In considering the principles and approach taken by the High Court, the examination practice sets out that it is useful to ask:

  1. What is the substance of the claim (not merely its form)?
  2. Has the substance of the claim been “made” or changed by man, or is “artificial”?
  3. Does the invention have economic utility?
  4. Does the invention as claimed represent a new class of claim?

Where the substance of a claimed invention falls within an established category, is for a product made, or a process producing an outcome as a result of human action, and has economic utility it will meet the basic manner of manufacture requirement.

Following the High Court’s decision claims to isolated naturally occurring nucleic acid molecules (whether DNA/RNA, human or non-human, or coding or non-coding) and considered to be clearly excluded (because in substance they can only be considered as a claim to genetic information that is not “made”). Claims to the following are considered to be excluded where they merely replicate the genetic information of a naturally occurring organism:

  • cDNA and synthetic nucleic acids.
  • Probes and primers.
  • Isolated interfering/inhibitory nucleic acids.
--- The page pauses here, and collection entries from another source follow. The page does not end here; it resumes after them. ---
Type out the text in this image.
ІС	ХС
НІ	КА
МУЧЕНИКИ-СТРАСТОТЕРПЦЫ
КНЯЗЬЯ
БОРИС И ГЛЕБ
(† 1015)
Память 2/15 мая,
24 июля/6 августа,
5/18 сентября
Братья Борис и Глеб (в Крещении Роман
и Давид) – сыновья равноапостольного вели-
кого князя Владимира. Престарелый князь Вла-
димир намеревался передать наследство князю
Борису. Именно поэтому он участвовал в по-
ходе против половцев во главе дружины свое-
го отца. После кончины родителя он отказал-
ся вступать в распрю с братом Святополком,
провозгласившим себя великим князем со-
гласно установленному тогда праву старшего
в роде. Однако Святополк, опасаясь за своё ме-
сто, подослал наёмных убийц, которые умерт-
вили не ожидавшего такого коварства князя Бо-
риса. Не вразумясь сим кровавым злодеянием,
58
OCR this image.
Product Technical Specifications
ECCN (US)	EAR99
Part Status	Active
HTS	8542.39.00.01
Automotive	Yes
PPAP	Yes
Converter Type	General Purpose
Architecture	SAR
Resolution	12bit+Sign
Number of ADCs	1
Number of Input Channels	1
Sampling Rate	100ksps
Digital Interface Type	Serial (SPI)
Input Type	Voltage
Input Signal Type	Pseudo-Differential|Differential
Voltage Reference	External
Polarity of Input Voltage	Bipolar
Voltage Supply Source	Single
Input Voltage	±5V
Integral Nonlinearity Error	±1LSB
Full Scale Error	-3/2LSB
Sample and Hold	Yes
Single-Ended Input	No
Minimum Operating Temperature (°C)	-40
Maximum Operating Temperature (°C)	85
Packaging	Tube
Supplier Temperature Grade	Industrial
Subject matter of this type may be patentable where the utility of the invention lies in genetic information that has been “made” (e.g. non-naturally occurring chimeric nucleic acid).

Other biological inventions should be considered according to the same general principles set out in the guidelines. If what is claimed properly falls within the requirements for existing categories of products and processes (e.g. is not for or merely replicates the genetic information of a naturally occurring organism) it will be patent eligible.